Add a recipe for distributed optimizer with TorchScript (#1465)

wanchaol · brianjo · holly1238 · web-flow · commit 061f101041bc · 2021-04-26T16:43:02.000-07:00
Co-authored-by: Brian Johnson &lt;brianjo@fb.com&gt;
Co-authored-by: holly1238 &lt;77758406+holly1238@users.noreply.github.com&gt;
diff --git a/recipes_source/distributed_optim_torchscript.rst b/recipes_source/distributed_optim_torchscript.rst
@@ -0,0 +1,214 @@
+Distributed Optimizer with TorchScript support
+==============================================================
+
+.. note:: Distributed Optimizer with TorchScript support is introduced in PyTorch 1.8
+    as a beta feature. This API is subject to change.
+
+In this recipe, you will learn:
+
+- The high-level idea of distributed optimizer with TorchScript support and what this feature brings
+- How to write customized distributed optimizer that enables TorchScript support
+
+
+Requirements
+------------
+
+- PyTorch 1.8+
+- `Getting Started With Distributed RPC Framework <https://pytorch.org/tutorials/intermediate/rpc_tutorial.html>`_
+
+
+What is Distributed Optimizer?
+------------------------------------
+
+`DistributedOptimizer <https://pytorch.org/docs/master/rpc.html#module-torch.distributed.optim>`_ takes a list of remote
+parameters (RRef) and runs the optimizer locally on the workers where the parameters live, which is commonly used together
+with Distributed RPC/Autograd to do model parallel training. It could use any of the local optimizer algorithms (either
+pre-defined algorithms provided in ``torch.optim`` or custom defined ones) to apply the gradients on each worker.
+
+
+What is Distributed Optimizer with TorchScript support?
+-------------------------------------------------------
+
+Distributed Optimizer are widely used in distributed model parallel training, and in some
+common use cases, training need to be done in multithreaded manner instead of multiprocess
+due to performance concern and resource utilizations (or at least partially multithreaded,
+i.e. Parameter Server hosting part of the model and parameters, with new thread updating the
+parameters per request). PyTorch itself does not support multithreaded training natively as
+it suffers from the Python's Global Interpreter Lock (GIL), but it could leverage 
+`TorchScript <https://pytorch.org/docs/stable/jit.html>`_ to get rid of GIL and run the
+model in a multithreaded way. 
+
+For critical model training workloads, improving the training performance is an
+important topic. Researchers often would like to implement different optimization strategies
+with the graph representation (i.e. via operator fusion) or implement custom operator kernels
+in order to speed up training.
+
+Distributed Optimizer with TorchScript support could help getting rid of GIL, thus improve
+PyTorch's training performance in the multithreaded environment, it also unlocks the potential
+to further enhance the performance by using advanced compiler technologies that TorchScript
+offers (i.e. CPU/GPU fusion).
+
+
+How to write a customized distributed optimizer with TorchScript support?
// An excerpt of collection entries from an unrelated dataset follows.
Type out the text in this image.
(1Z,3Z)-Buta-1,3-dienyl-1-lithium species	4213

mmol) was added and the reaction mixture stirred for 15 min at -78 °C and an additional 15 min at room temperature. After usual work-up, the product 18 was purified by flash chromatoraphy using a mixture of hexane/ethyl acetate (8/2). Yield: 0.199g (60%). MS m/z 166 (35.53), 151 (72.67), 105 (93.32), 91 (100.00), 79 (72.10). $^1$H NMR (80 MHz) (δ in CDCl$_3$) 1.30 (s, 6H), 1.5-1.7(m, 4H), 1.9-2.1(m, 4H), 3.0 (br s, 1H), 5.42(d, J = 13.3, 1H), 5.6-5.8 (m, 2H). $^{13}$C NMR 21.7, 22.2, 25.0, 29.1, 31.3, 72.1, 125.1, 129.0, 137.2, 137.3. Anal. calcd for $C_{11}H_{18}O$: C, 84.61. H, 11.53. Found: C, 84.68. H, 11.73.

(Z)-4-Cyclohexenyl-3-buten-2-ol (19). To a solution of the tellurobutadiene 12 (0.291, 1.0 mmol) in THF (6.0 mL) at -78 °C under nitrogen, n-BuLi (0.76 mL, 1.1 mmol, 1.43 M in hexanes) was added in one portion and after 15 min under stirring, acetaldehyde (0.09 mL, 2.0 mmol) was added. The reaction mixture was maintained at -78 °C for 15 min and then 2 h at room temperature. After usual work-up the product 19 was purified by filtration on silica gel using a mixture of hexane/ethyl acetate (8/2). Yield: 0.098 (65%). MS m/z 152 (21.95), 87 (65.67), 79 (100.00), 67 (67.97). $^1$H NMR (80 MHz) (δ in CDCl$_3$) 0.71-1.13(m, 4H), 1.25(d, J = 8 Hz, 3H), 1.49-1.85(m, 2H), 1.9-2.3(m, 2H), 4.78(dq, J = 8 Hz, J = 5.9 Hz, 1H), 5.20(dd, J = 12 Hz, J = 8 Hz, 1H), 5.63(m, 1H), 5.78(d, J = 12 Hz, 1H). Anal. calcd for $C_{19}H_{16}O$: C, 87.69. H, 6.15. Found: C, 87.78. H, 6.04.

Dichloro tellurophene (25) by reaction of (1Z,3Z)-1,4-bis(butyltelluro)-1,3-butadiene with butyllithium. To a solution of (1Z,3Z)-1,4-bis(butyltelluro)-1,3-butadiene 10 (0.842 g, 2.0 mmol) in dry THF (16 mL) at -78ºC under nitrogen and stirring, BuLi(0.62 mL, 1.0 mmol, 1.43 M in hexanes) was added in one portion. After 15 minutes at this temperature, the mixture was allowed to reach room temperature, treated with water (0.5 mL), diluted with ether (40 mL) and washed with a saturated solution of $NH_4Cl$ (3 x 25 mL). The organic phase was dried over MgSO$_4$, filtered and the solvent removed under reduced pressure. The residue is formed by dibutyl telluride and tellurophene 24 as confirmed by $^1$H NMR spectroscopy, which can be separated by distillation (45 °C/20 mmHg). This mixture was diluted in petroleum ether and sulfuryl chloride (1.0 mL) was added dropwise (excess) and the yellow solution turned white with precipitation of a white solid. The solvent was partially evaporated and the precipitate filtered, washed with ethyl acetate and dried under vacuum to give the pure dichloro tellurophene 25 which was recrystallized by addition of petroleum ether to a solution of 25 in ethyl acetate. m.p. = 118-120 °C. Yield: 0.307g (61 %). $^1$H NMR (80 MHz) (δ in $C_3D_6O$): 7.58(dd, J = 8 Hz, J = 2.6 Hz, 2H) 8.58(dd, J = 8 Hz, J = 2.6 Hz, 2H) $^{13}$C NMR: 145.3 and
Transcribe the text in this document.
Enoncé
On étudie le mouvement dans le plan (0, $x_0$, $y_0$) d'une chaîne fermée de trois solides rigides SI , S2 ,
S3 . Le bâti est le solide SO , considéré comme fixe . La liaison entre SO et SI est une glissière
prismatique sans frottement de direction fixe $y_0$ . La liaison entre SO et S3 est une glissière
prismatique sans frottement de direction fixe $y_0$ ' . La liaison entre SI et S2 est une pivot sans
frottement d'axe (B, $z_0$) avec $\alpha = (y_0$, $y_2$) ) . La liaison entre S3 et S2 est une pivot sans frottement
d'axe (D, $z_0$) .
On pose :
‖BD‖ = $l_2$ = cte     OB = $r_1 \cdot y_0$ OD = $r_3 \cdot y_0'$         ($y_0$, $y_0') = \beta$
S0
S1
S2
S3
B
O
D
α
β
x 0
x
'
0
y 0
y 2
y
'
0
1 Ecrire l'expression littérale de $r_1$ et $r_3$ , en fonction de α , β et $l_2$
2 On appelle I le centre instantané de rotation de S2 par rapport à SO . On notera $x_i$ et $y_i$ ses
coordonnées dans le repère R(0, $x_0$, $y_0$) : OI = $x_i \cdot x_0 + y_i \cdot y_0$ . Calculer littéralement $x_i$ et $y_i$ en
+-------------------------------------------------------------------------
+
+The code below shows how to write a customized distributed optimizer given an existing local
+optimizer implementation, which unlocks the TorchScript benefits including GIL removal and
+performance improvement opportunities.
+
+Suppose that you already have a local optimizer that is currently used during training,
+In this case we will use `quasi-hyperbolic momentum (QHM) <https://github.com/facebookresearch/qhoptim/blob/e81dea3f2765780cf4fbb90b87b22ba7604b8625/qhoptim/pyt/qhm.py#L12>`_
+as an example to show how to enable the TorchScript support, note that it also applies
+to any custom optimizers that inherits from ``torch.optim.Optimizer``.
+
+First, we need to separate the computation and state management from the optimizer implementation,
+this is so that we could extract the computation part and make it a free function, which is
+TorchScript friendly. It has two benefits: 1. The computation logic becomes easier to inspect,
+it allows us to quickly turn the parameter update/computation part into TorchScript, and utilize
+TorchScript IR to do further optimizations (operator fusion, etc.) 2. Distributed Optimizer
+underlying is using a different mechanisms to get gradients and update parameters (we store
+gradients separately instead of directly populating the ``param.grad`` field during backward).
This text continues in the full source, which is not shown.